Hallo, hier ist Imme, die Biokiste“, tönte es quietschfidel aus dem Hörer. Tomma riss vor Schreck die Augen auf und war mit einem Male hellwach. Wer war wohl Imme? Und was für eine Biokiste?

Die Saison startet nächste Woche. Du hast ja schon im März bestellt, aber jetzt fängt die Saison erst an.“

Und was genau habe ich bestellt?“, erkundigte sich Tomma verwundert.

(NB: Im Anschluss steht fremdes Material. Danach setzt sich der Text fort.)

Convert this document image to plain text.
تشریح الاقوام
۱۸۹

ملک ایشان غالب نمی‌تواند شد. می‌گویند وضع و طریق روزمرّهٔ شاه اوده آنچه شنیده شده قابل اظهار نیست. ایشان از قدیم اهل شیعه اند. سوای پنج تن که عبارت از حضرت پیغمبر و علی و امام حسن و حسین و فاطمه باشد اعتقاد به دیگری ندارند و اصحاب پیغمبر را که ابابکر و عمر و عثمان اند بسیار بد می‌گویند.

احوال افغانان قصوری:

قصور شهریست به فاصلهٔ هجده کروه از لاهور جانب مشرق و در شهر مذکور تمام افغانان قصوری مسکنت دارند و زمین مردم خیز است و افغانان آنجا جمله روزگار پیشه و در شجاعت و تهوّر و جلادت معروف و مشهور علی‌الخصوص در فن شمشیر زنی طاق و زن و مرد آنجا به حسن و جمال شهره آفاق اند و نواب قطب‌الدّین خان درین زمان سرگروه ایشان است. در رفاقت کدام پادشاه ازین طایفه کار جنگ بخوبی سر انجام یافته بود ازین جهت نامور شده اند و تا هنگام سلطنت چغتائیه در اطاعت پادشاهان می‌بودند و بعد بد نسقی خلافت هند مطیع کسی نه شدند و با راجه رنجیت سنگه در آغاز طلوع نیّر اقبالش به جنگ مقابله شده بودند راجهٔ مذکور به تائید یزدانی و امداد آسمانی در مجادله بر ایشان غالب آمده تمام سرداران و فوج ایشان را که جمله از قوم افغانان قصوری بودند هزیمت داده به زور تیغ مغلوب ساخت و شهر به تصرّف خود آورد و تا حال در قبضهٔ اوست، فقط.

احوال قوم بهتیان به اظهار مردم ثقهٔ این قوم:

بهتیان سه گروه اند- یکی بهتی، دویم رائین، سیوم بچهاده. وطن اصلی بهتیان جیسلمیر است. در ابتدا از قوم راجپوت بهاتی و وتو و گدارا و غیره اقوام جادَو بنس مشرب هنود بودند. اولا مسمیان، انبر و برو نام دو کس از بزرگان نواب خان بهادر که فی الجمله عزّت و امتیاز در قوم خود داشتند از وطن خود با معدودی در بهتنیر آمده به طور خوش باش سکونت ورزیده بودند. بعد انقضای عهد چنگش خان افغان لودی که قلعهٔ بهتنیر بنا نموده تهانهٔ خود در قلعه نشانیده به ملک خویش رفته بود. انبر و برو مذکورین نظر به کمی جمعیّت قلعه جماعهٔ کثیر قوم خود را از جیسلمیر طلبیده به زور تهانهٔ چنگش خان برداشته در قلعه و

Eine mittlere Kiste für 15€, kommt immer freitags. Wolltest du, weil dein Mann zur See fährt und meistens am Wochenende zu Hause ist.“

Das alles hatte sie gesagt? Tomma zweifelte manchmal an ihrem Verstand, wenn fremde Leute ihr Sachen erzählten, die sie gesagt oder gemacht haben sollte, und an die sie sich so gar nicht mehr erinnern konnte. Manchmal waren die Dinge auch grottenpeinlich. Aber sie wusste, dass sie stimmten, und ihr Mann fuhr tatsächlich zur See, auf der Ostsee auf einem Kreuzfahrtschiff.

Hallo? Bist du noch da?“

Warum diese Imme sie wohl duzte? Egal, sie musste antworten, und wie es ihr schien, jetzt sofort.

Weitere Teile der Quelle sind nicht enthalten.